Effect of Lantus and Apidra in Patients With Acute ST Elevation Myocardial Infarction

Status:
Terminated
Trial end date:
2009-11-01
Target enrollment:
0
Participant gender:
All
Summary
Primary objective: To demonstrate that in hyperglycemic subjects with anterior STEMI (ST Elevation Myocardial Infarction) undergoing Percutaneous Coronary Intervention (PCI), tight glycemic control using insulin glulisine and insulin glargine, i.e. Intensive Insulin Therapy (IIT), results in reducing infarct size at day 60 versus (vs) Standard Glycemic Care (SGC). Secondary objectives: To demonstrate that tight glycemic control using insulin glulisine and insulin glargine reduces markers of inflammation and improves Left Ventricular (LV) function and Cardio-Vascular (CV) outcomes from baseline values, in hyperglycemic subjects with STEMI undergoing Percutaneous Coronary Intervention (PCI).
Phase:
Phase 3
Accepts Healthy Volunteers?
No
Details
Lead Sponsor:
Sanofi
Treatments:
Insulin
Insulin Glargine
Insulin glulisine
Insulin, Globin Zinc
Criteria
Inclusion Criteria:

- Men or women = or > 35 years of age presenting to the hospital with hyperglycemia
(plasma glucose >140 mg/dL) and Primary Anterior wall ST-Elevation Myocardial
Infarction (AW STEMI)

- No history of illicit drug abuse in past year

- A minimum of 30 minutes but < or = 6 hours of continuous pain/symptoms immediately
prior to presentation

- Subjects who will undergo primary percutaneous coronary intervention (PCI)

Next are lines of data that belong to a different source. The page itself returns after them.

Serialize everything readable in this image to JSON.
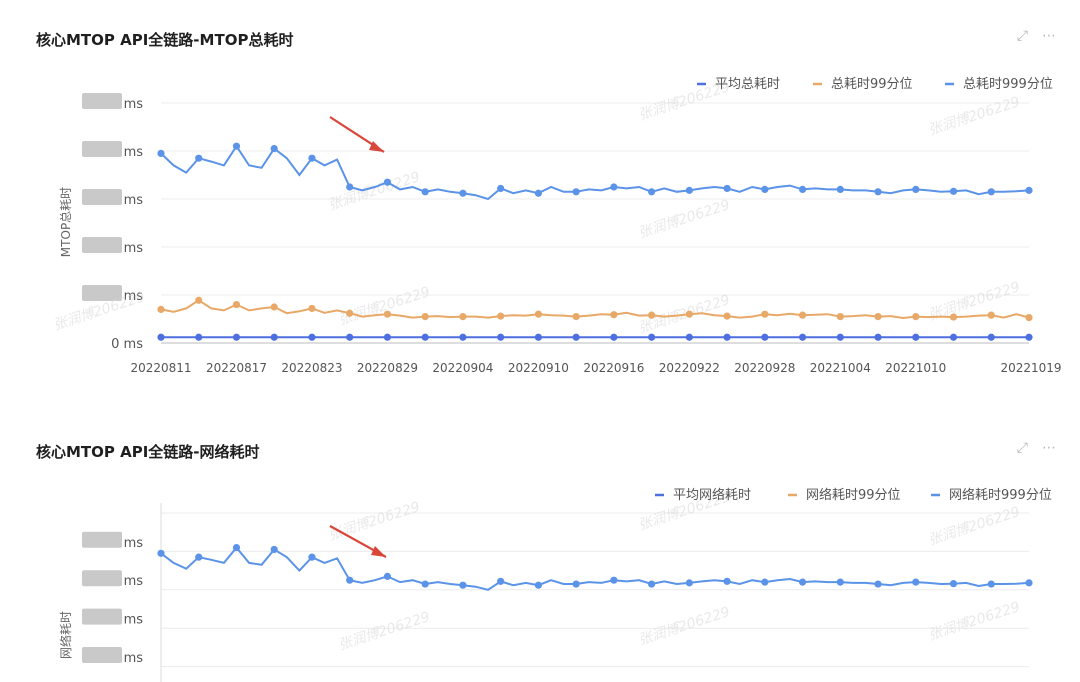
{
  "panels": [
    {
      "title": "核心MTOP API全链路-MTOP总耗时",
      "ylabel": "MTOP总耗时",
      "y_tick_unit": "ms",
      "y_ticks": [
        "0 ms",
        "ms",
        "ms",
        "ms",
        "ms",
        "ms"
      ],
      "expand_icon": "expand-icon",
      "more_icon": "more-icon"
    },
    {
      "title": "核心MTOP API全链路-网络耗时",
      "ylabel": "网络耗时",
      "y_tick_unit": "ms",
      "y_ticks": [
        "ms",
        "ms",
        "ms",
        "ms"
      ],
      "expand_icon": "expand-icon",
      "more_icon": "more-icon"
    }
  ],
  "watermark": "张润博206229",
  "arrow_color": "#d9463a",
  "chart_data": [
    {
      "type": "line",
      "title": "核心MTOP API全链路-MTOP总耗时",
      "ylabel": "MTOP总耗时",
      "xlabel": "",
      "x_tick_labels": [
        "20220811",
        "20220817",
        "20220823",
        "20220829",
        "20220904",
        "20220910",
        "20220916",
        "20220922",
        "20220928",
        "20221004",
        "20221010",
        "20221019"
      ],
      "ylim": [
        0,
        5
      ],
      "y_values_obscured": true,
      "grid": true,
      "legend_position": "top-right",
      "series": [
        {
          "name": "平均总耗时",
          "color": "#4d6fe0",
          "values": [
            0.12,
            0.12,
            0.12,
            0.12,
            0.12,
            0.12,
            0.12,
            0.12,
            0.12,
            0.12,
            0.12,
            0.12,
            0.12,
            0.12,
            0.12,
            0.12,
            0.12,
            0.12,
            0.12,
            0.12,
            0.12,
            0.12,
            0.12,
            0.12,
            0.12,
            0.12,
            0.12,
            0.12,
            0.12,
            0.12,
            0.12,
            0.12,
            0.12,
            0.12,
            0.12,
            0.12,
            0.12,
            0.12,
            0.12,
            0.12,
            0.12,
            0.12,
            0.12,
            0.12,
            0.12,
            0.12,
            0.12,
            0.12,
            0.12,
            0.12,
            0.12,
            0.12,
            0.12,
            0.12,
            0.12,
            0.12,
            0.12,
            0.12,
            0.12,
            0.12,
            0.12,
            0.12,
            0.12,
            0.12,
            0.12,
            0.12,
            0.12,
            0.12,
            0.12,
            0.12
          ]
        },
        {
          "name": "总耗时99分位",
          "color": "#e8a867",
          "values": [
            0.7,
            0.65,
            0.72,
            0.89,
            0.72,
            0.68,
            0.8,
            0.68,
            0.72,
            0.75,
            0.62,
            0.66,
            0.72,
            0.63,
            0.68,
            0.62,
            0.55,
            0.58,
            0.6,
            0.57,
            0.53,
            0.55,
            0.56,
            0.54,
            0.55,
            0.55,
            0.53,
            0.56,
            0.58,
            0.57,
            0.6,
            0.58,
            0.57,
            0.55,
            0.57,
            0.6,
            0.59,
            0.63,
            0.57,
            0.58,
            0.55,
            0.57,
            0.6,
            0.62,
            0.58,
            0.56,
            0.53,
            0.55,
            0.6,
            0.58,
            0.61,
            0.58,
            0.59,
            0.6,
            0.55,
            0.56,
            0.58,
            0.55,
            0.56,
            0.52,
            0.55,
            0.54,
            0.55,
            0.54,
            0.55,
            0.57,
            0.58,
            0.53,
            0.6,
            0.53
          ]
        },
        {
          "name": "总耗时999分位",
          "color": "#5b93e8",
          "values": [
            3.95,
            3.7,
            3.55,
            3.85,
            3.78,
            3.7,
            4.1,
            3.7,
            3.65,
            4.05,
            3.85,
            3.5,
            3.85,
            3.7,
            3.82,
            3.25,
            3.18,
            3.25,
            3.35,
            3.2,
            3.25,
            3.15,
            3.2,
            3.15,
            3.12,
            3.08,
            3.0,
            3.22,
            3.12,
            3.18,
            3.12,
            3.25,
            3.15,
            3.15,
            3.2,
            3.18,
            3.25,
            3.22,
            3.25,
            3.15,
            3.22,
            3.15,
            3.18,
            3.22,
            3.25,
            3.22,
            3.15,
            3.25,
            3.2,
            3.25,
            3.28,
            3.2,
            3.22,
            3.2,
            3.2,
            3.18,
            3.18,
            3.15,
            3.12,
            3.18,
            3.2,
            3.18,
            3.15,
            3.16,
            3.18,
            3.1,
            3.15,
            3.15,
            3.16,
            3.18
          ]
        }
      ]
    },
    {
      "type": "line",
      "title": "核心MTOP API全链路-网络耗时",
      "ylabel": "网络耗时",
      "xlabel": "",
      "ylim": [
        0,
        5
      ],
      "y_values_obscured": true,
      "grid": true,
      "legend_position": "top-right",
      "series": [
        {
          "name": "平均网络耗时",
          "color": "#4d6fe0",
          "values": []
        },
        {
          "name": "网络耗时99分位",
          "color": "#e8a867",
          "values": []
        },
        {
          "name": "网络耗时999分位",
          "color": "#5b93e8",
          "values": [
            3.95,
            3.7,
            3.55,
            3.85,
            3.78,
            3.7,
            4.1,
            3.7,
            3.65,
            4.05,
            3.85,
            3.5,
            3.85,
            3.7,
            3.82,
            3.25,
            3.18,
            3.25,
            3.35,
            3.2,
            3.25,
            3.15,
            3.2,
            3.15,
            3.12,
            3.08,
            3.0,
            3.22,
            3.12,
            3.18,
            3.12,
            3.25,
            3.15,
            3.15,
            3.2,
            3.18,
            3.25,
            3.22,
            3.25,
            3.15,
            3.22,
            3.15,
            3.18,
            3.22,
            3.25,
            3.22,
            3.15,
            3.25,
            3.2,
            3.25,
            3.28,
            3.2,
            3.22,
            3.2,
            3.2,
            3.18,
            3.18,
            3.15,
            3.12,
            3.18,
            3.2,
            3.18,
            3.15,
            3.16,
            3.18,
            3.1,
            3.15,
            3.15,
            3.16,
            3.18
          ]
        }
      ]
    }
  ]
}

- At least 2 contiguous precordial leads demonstrating at least 2 mm of ST-segment
elevation consistent with anterior wall MI

- Signed informed consent and HIPAA documentation (US only) prior to participation in
the study

- Subjects ability and willingness to adhere to and be compliant with study protocol

Exclusion Criteria:

- A prior history of Myocardial Infarction (MI)

- Subjects who have received any thrombolytic therapy during the current hospital
admission

- Severe Heart Failure or cardiogenic shock (Killip class 3 or 4) by history or present
at the time of screening

- Subjects with a plasma glucose >400 mg/dL or diabetic ketoacidosis (DKA)

- History of Type 1 diabetes

- Active bleeding

- Active malignancy, chronic or other medical conditions likely to result in death over
the next one year

- Recent hypotension requiring inotropic support in the past 30 days

- Participation in another clinical research study in the past 30 days

- Pregnant or lactating women (women of childbearing potential must have a negative
pregnancy test at study entry and a medically approved contraception method)

- Unwilling to give informed consent

- Subjects directly involved in the conduct of the study

- Known hypersensitivity to insulin glargine or glulisine

- Contraindication to MRI: a)Intracranial aneurysm clips (Unless the investigator is
certain that it is made of non-ferromagnetic material such as titanium)b)Intra-orbital
metal fragments c)Any electrically, magnetically or mechanically activated implants
(including cardiac pacemakers, biostimulators, neurostimulators, cochlear implants,
and hearing aids) d)Warning about Gadolinium-based contrast agents (GBCAs) Exposure to
GBCAs increases the risk for nephrogenic systemic fibrosis (NSF). Therefore the
following subjects should be excluded from the trial based on a history and/or
laboratory tests:

- acute or chronic severe renal insufficiency (glomerular filtration rate <30
mL/min/1.73m2), as calculated by the MDRD (Modification of diet in Renal Disease)
equation, or

- acute renal insufficiency of any severity

- Subjects with blood pressure > or = to 200/110 mmHg at time of randomization

- Subjects with a high degree of non-transient AV (Atrio-Ventricular) block

The above information is not intended to contain all considerations relevant to a patient's
potential participation in a clinical trial.